Tulus is the debut studio album by Indonesian recording artist Tulus. The album was produced by Ari Renaldi and released by Tulus Record in September 2011. It also launched by Demajors. The album contains 10 songs, including "Merdu Untukmu", "Diorama", and "Sewindu".

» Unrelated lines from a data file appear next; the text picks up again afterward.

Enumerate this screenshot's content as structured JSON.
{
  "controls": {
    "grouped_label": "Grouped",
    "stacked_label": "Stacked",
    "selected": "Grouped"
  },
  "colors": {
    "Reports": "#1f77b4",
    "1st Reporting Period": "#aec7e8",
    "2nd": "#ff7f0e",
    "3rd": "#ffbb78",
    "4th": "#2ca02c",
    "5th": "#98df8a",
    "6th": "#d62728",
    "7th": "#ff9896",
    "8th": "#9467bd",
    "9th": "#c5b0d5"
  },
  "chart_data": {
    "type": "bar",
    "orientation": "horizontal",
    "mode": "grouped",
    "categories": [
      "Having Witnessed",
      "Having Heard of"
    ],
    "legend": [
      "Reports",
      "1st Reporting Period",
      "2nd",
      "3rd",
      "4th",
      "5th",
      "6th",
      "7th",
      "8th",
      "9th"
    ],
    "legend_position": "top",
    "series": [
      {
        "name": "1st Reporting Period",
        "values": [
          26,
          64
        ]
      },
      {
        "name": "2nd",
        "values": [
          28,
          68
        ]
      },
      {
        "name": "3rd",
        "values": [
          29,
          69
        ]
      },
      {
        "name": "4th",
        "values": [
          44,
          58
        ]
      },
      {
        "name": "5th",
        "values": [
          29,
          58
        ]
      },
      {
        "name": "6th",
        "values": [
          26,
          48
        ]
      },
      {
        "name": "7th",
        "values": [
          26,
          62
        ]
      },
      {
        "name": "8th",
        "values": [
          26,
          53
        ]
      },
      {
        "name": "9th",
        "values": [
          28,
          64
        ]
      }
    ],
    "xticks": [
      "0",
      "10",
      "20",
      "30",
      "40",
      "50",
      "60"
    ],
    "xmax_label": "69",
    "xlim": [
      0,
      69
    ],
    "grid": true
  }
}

Tulus wrote most of the songs, like "Sewindu", "Teman Hidup", "Kisah Sebentar", "Tuan Nona kesepian" and "Jatuh Cinta" which dominated the charts on radio stations across Indonesia. The self-titled album was top the charts on January until February 2012, by Rolling Stone Indonesia.

Track listing

Personnel
Tulus – lead vocals, lyrics, backing vocal
Anto Arief – guitar, lyrics (track no 2, 6)
Razis Henry – lyrics
Ari Renaldi – producer, drum, keys
Rudy Zulkarnaen – upright bass (track no 2, 3, 7, 8)
Grace Sahertian, Marshella Safira, Lukman Hakim – backing vocals (track no 2, 3)
Topan Abimanyu – guitar (track no 3, 4, 7, 8)
Brury Effendi – trumpet, flugerhorn (track no 3, 7)
Imam Praseno – piano (track no 3)
dr. Gega Nesywara – electric bass (track no 4)
Sindhu Bayusekti – bass (track no 5, 6)
Ivan Jonathan – piano, rhodes (track no 5, 10)
Marshella Safira, Lukman Hakim – backing vocal (track no 6)
Grace Sahertian – backing vocal (track no 7)

Popular culture
The cover of the album was used as the butt of jokes for meme-makers.